Critère de non inclusion

  • Patients ayant une neurofibromatose de type 1 sous traitement actif pour une tumeur de la voie optique.
  • Pour la partie B, patients ayant une neurofibromatose de type 1 et seulement des lésions de neurofibrome plexiforme qui ne peuvent pas être évaluées par une analyse volumétrique.
  • Les patients ayant des tumeurs solides qui ne sont pas des tumeurs primaires du système nerveux central, des neurofibromes plexiformes associés à des neurofibromatoses de type 1, des métastases leptoméningéales ou cérébrales symptomatiques ou non traitées ou une compression de la moelle épinière sont exclus. Les patients traités antérieurement pour ces conditions qui ont une maladie stable du système nerveux central pendant plus de 3 mois, qui sont asymptomatiques et qui ne nécessitent pas un traitement par des corticostéroïdes ou sont sous une dose stable ou décroissante de corticostéroïdes pendant au moins 7 jours avant l’inclusion peuvent être inclus.
  • Antécédent d’hépatite B ou C. Les patients ayant des évidences d’infection éliminée peuvent être inclus.
  • Anomalie gastrointestinale cliniquement significative qui peut altérer l’absorption du traitement de l’étude telle qu’un syndrome de malabsorption ou une résection majeure de l’estomac ou de l’intestin.
  • Antécédent d’anomalie cérébrovasculaire liée à une neurofibromatose de type 1 (tel qu’une moyamoya).
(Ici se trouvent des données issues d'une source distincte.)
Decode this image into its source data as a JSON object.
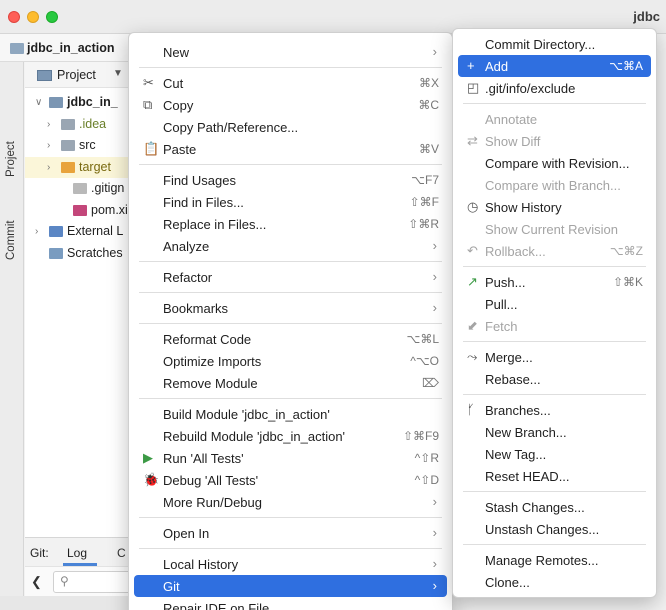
{
  "window": {
    "title": "jdbc"
  },
  "navbar": {
    "project_name": "jdbc_in_action"
  },
  "stripe": {
    "project": "Project",
    "commit": "Commit"
  },
  "project_panel": {
    "label": "Project",
    "caret": "▼"
  },
  "tree": [
    {
      "twisty": "∨",
      "icon": "module-folder-icon",
      "label": "jdbc_in_",
      "color": "#1f1f1f",
      "bold": true
    },
    {
      "twisty": "›",
      "icon": "folder-icon",
      "label": ".idea",
      "color": "#6a7f2a"
    },
    {
      "twisty": "›",
      "icon": "folder-icon",
      "label": "src",
      "color": "#1f1f1f"
    },
    {
      "twisty": "›",
      "icon": "excluded-folder-icon",
      "label": "target",
      "color": "#7a6a10"
    },
    {
      "twisty": "",
      "icon": "gitignore-file-icon",
      "label": ".gitign",
      "color": "#1f1f1f"
    },
    {
      "twisty": "",
      "icon": "maven-file-icon",
      "label": "pom.xi",
      "color": "#1f1f1f"
    },
    {
      "twisty": "›",
      "icon": "libraries-icon",
      "label": "External L",
      "color": "#1f1f1f"
    },
    {
      "twisty": "",
      "icon": "scratches-icon",
      "label": "Scratches",
      "color": "#1f1f1f"
    }
  ],
  "git_panel": {
    "label": "Git:",
    "tab_log": "Log",
    "tab_console": "C"
  },
  "context_menu": [
    {
      "label": "New",
      "arrow": true
    },
    {
      "sep": true
    },
    {
      "label": "Cut",
      "icon": "✂",
      "shortcut": "⌘X"
    },
    {
      "label": "Copy",
      "icon": "⧉",
      "shortcut": "⌘C"
    },
    {
      "label": "Copy Path/Reference..."
    },
    {
      "label": "Paste",
      "icon": "📋",
      "shortcut": "⌘V"
    },
    {
      "sep": true
    },
    {
      "label": "Find Usages",
      "shortcut": "⌥F7"
    },
    {
      "label": "Find in Files...",
      "shortcut": "⇧⌘F"
    },
    {
      "label": "Replace in Files...",
      "shortcut": "⇧⌘R"
    },
    {
      "label": "Analyze",
      "arrow": true
    },
    {
      "sep": true
    },
    {
      "label": "Refactor",
      "arrow": true
    },
    {
      "sep": true
    },
    {
      "label": "Bookmarks",
      "arrow": true
    },
    {
      "sep": true
    },
    {
      "label": "Reformat Code",
      "shortcut": "⌥⌘L"
    },
    {
      "label": "Optimize Imports",
      "shortcut": "^⌥O"
    },
    {
      "label": "Remove Module",
      "shortcut": "⌦"
    },
    {
      "sep": true
    },
    {
      "label": "Build Module 'jdbc_in_action'"
    },
    {
      "label": "Rebuild Module 'jdbc_in_action'",
      "shortcut": "⇧⌘F9"
    },
    {
      "label": "Run 'All Tests'",
      "icon": "▶",
      "shortcut": "^⇧R"
    },
    {
      "label": "Debug 'All Tests'",
      "icon": "🐞",
      "shortcut": "^⇧D"
    },
    {
      "label": "More Run/Debug",
      "arrow": true
    },
    {
      "sep": true
    },
    {
      "label": "Open In",
      "arrow": true
    },
    {
      "sep": true
    },
    {
      "label": "Local History",
      "arrow": true
    },
    {
      "label": "Git",
      "arrow": true,
      "selected": true
    },
    {
      "label": "Repair IDE on File"
    }
  ],
  "git_submenu": [
    {
      "label": "Commit Directory..."
    },
    {
      "label": "Add",
      "icon": "+",
      "shortcut": "⌥⌘A",
      "selected": true
    },
    {
      "label": ".git/info/exclude",
      "icon": "◰"
    },
    {
      "sep": true
    },
    {
      "label": "Annotate",
      "disabled": true
    },
    {
      "label": "Show Diff",
      "icon": "⇄",
      "disabled": true
    },
    {
      "label": "Compare with Revision..."
    },
    {
      "label": "Compare with Branch...",
      "disabled": true
    },
    {
      "label": "Show History",
      "icon": "◷"
    },
    {
      "label": "Show Current Revision",
      "disabled": true
    },
    {
      "label": "Rollback...",
      "icon": "↶",
      "shortcut": "⌥⌘Z",
      "disabled": true
    },
    {
      "sep": true
    },
    {
      "label": "Push...",
      "icon": "↗",
      "shortcut": "⇧⌘K"
    },
    {
      "label": "Pull..."
    },
    {
      "label": "Fetch",
      "icon": "⬋",
      "disabled": true
    },
    {
      "sep": true
    },
    {
      "label": "Merge...",
      "icon": "⤳"
    },
    {
      "label": "Rebase..."
    },
    {
      "sep": true
    },
    {
      "label": "Branches...",
      "icon": "ᚶ"
    },
    {
      "label": "New Branch..."
    },
    {
      "label": "New Tag..."
    },
    {
      "label": "Reset HEAD..."
    },
    {
      "sep": true
    },
    {
      "label": "Stash Changes..."
    },
    {
      "label": "Unstash Changes..."
    },
    {
      "sep": true
    },
    {
      "label": "Manage Remotes..."
    },
    {
      "label": "Clone..."
    }
  ],
  "colors": {
    "accent": "#2f6fe0",
    "run": "#3c9a45",
    "debug": "#4d8f2f",
    "push": "#3c9a45"
  }
}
  • Maladie hépatique ou biliaire active (sauf un syndrome de Gilbert, des calculs biliaires ou des métastases hépatiques).
  • Antécédent de syndrome d’obstruction sinusoïdale hépatique (maladie veino-occlusive) dans les 3 derniers mois.
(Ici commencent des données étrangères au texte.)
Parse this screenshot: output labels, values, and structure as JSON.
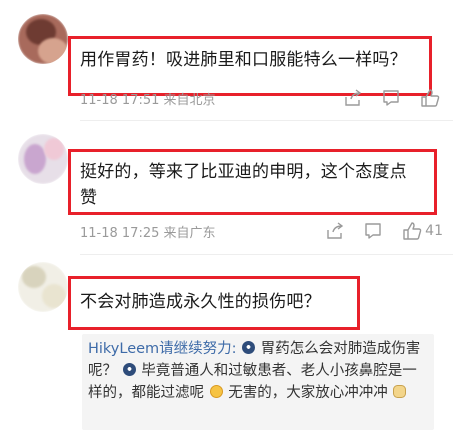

  • Antécédent de thrombocytopénie induite par l’héparine.
  • Antécédent de maladie pulmonaire interstitielle ou pneumonite.
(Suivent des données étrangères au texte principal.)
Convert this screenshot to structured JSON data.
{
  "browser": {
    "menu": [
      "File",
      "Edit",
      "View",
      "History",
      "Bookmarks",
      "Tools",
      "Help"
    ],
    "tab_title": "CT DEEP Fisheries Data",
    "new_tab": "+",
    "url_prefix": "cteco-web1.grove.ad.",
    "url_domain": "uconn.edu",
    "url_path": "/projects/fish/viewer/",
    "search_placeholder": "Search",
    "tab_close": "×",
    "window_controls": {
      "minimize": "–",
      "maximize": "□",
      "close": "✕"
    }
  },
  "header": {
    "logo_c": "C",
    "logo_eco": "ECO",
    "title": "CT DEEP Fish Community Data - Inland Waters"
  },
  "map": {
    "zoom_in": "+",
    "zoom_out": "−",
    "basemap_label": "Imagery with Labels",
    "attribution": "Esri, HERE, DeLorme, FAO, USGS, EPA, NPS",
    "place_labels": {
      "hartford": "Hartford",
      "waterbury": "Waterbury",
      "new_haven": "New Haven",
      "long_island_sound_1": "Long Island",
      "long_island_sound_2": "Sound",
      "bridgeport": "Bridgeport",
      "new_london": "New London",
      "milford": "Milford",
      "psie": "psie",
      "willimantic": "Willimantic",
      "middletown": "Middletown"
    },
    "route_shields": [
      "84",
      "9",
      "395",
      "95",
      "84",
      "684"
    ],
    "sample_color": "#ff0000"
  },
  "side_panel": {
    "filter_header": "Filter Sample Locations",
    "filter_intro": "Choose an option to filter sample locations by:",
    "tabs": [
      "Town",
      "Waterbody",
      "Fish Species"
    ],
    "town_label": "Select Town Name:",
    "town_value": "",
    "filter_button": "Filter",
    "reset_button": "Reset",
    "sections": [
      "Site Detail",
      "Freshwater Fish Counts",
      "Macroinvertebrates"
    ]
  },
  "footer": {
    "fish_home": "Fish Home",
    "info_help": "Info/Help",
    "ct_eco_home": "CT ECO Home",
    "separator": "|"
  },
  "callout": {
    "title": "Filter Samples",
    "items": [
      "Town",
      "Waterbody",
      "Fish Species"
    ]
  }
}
  • Antécédent ou évidence actuelle d’occlusion veineuse rétinienne.
  • Maladie gastrointestinale active ou autre condition qui peut interférer significativement avec l’absorption des médicaments.
  • Antécédent de tumeur maligne y compris un cancer de la peau non mélanome réséqué.
  • Hypertension artérielle non contrôlée par un traitement antihypertenseur.
  • Antécédent ou évidence de risque cardiovasculaire, y compris un intervalle QT corrigé ≥ 480 msec, une fraction d’éjection ventriculaire gauche
  • Traitement en cours pour une tumeur de la voie optique ou qui n’est pas conforme avec les critères d’inclusion pour un neurofibrome plexiforme ou une tumeur solide maligne.
  • Toxicités de grade > 1 (NCI CTCAE v 4.0) liées à un traitement antérieur par une chimiothérapie, une immunothérapie ou une radiothérapie, sauf une alopécie.
  • Traitement concomitant ou prévu d’être utilisé non autorisé à l’étude.
  • Traitement concomitant pour un disfonctionnement systolique ventriculaire gauche.
  • Pour les parties B, C et D : traitement antérieur avec du dabrafénib ou tout inhibiteur de BRAF, du tramétinib ou tout inhibiteur de MEK ou un inhibiteur d’ERK. Les patients traités antérieurement par du dabrafénib ou un autre inhibiteur de BRAF peuvent être inclus dans la cohorte B4. Les patients peuvent être inclus dans les cohortes C ou D s’ils ont eu un bénéfice après une monothérapie par du dabrafénib ou un inhibiteur de BRAF.
  • Traitement concomitant avec un médicament expérimental dans les 30 jours avant le début du traitement de l’étude.
  • Hypersensibilité immédiate ou retardée ou idiosyncrasie aux médicaments reliés chimiquement au traitement de l’étude ou aux excipients qui peuvent contre-indiquer la participation à l’étude.
  • Toute condition médicale préexistante sévère et/ou instable, trouble psychiatrique ou toute autre condition qui peut interférer avec la sécurité du patient, l’obtention du consentement éclairé ou la conformité aux contraintes du protocole.
  • Femme enceinte ou en cours d’allaitement.